B. Specific Causation:
a. The target of a climate-related UNFSA action might argue that
climate change is caused by a multitude of anthropogenic sources,
and thus, any specific harm cannot be attributable to a specific
Party, even a large greenhouse emitting State such as the United
States.
b. This may prove to be an imposing barrier to actions for damages.
i. However, this argument wouldn’t be that germane in cases
where a Party was only seeking a commitment by the
targeted Party to fulfill its “duty to cooperate” under the treaty
by enacting effective conservation measures
1. This is an obligation that inheres purely by the fact
that a State is a Party to the agreement, irrespective
of their overall contribution to the problem.
c. Reluctance of Dispute Resolution Bodies to Address Climate
Change.
i. Some domestic courts addressing climate change issues
have shown a reluctance to address the arcane scientific
issues associated with such issues;
1. Might be addressed by disputant Parties by opting for
a special arbitral panel provided for under the Law of
the Sea Convention/Fish Stocks for these cases
a.

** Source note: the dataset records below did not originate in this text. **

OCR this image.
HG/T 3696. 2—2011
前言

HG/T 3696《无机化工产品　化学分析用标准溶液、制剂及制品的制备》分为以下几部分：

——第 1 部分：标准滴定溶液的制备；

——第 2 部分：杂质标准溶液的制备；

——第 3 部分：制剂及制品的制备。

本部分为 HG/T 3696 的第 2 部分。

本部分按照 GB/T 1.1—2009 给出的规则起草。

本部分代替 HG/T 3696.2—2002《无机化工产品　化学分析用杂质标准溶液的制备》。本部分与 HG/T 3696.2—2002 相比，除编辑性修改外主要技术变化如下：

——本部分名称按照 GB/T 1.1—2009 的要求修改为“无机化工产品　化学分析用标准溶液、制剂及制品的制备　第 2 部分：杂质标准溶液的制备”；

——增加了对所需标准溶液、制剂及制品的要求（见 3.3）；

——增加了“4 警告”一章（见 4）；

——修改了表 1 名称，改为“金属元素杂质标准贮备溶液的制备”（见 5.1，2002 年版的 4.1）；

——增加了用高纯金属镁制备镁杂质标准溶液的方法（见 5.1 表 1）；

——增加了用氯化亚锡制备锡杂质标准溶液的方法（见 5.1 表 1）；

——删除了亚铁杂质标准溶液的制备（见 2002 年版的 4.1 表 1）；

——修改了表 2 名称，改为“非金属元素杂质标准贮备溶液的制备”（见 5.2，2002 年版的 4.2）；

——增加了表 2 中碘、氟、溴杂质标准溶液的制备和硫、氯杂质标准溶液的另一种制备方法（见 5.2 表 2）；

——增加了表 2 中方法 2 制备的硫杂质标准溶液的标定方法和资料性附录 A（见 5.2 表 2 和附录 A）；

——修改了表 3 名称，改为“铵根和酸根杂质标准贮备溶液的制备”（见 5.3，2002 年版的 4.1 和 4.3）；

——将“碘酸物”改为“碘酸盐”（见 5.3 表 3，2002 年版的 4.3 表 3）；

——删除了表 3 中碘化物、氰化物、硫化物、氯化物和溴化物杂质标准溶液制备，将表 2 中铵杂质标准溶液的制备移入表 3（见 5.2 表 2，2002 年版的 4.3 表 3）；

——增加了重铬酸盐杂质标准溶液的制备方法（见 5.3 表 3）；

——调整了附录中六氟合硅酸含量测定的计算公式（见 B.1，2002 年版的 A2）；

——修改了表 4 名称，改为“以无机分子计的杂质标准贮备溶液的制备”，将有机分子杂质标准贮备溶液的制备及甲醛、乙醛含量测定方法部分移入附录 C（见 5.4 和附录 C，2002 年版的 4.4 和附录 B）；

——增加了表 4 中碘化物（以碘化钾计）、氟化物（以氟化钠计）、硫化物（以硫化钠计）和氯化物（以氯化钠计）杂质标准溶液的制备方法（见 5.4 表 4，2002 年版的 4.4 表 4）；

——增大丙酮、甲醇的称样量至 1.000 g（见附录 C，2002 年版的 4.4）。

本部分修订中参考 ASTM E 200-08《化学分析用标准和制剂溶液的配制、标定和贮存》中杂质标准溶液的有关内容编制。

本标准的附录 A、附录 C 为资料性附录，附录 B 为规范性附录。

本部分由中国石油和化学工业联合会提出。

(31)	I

Special arbitral panels can hear cases, in
among other categories, those involving
8. fisheries or marine environmental issues
8
[SLIDE 10];
i. And special arbitral panels draw their
panelists from the Food and Agriculture
Organization, the United Nations
Environment Program and the
Intergovernmental Oceanographic
Commission, all of whom have experts
on the nexus of fisheries and climate
change [SLIDE 11];
1. And, notably, U.S. opted for
special arbitral panels under
UNFSA as its preferred dispute
resolution forum.
ii. A UNFSA dispute resolution panel might also be reluctant to
address issues that are far abreast of the primary focus of
the agreement, i.e. cooperation on the harvest of fish;
iii. UNFSA might be afraid to issue decisions that undercut their
legitimacy because a hegemon e.g. the U.S. might choose to
ignore its judgment
1. This may be have been the reason for the incredibly
tepid responses of the Inter-American Commission
and the World Heritage Committee
iv. Realpolitik
6. Conclusions
In a perfect world, the threat of climate change would be effectively
addressed through the international institutional responses developed in
the 1990s. Unfortunately, the specter of climate change looms larger now
than a decade ago, and the prospects for adequate responses within the
UNFCCC framework appear increasingly remote. Now more than ever,
those most vulnerable to the impacts of climate change must explore
alternatives that may finally galvanize the major greenhouse emitting
States into action. UNFSA is one option that deserves further exploration.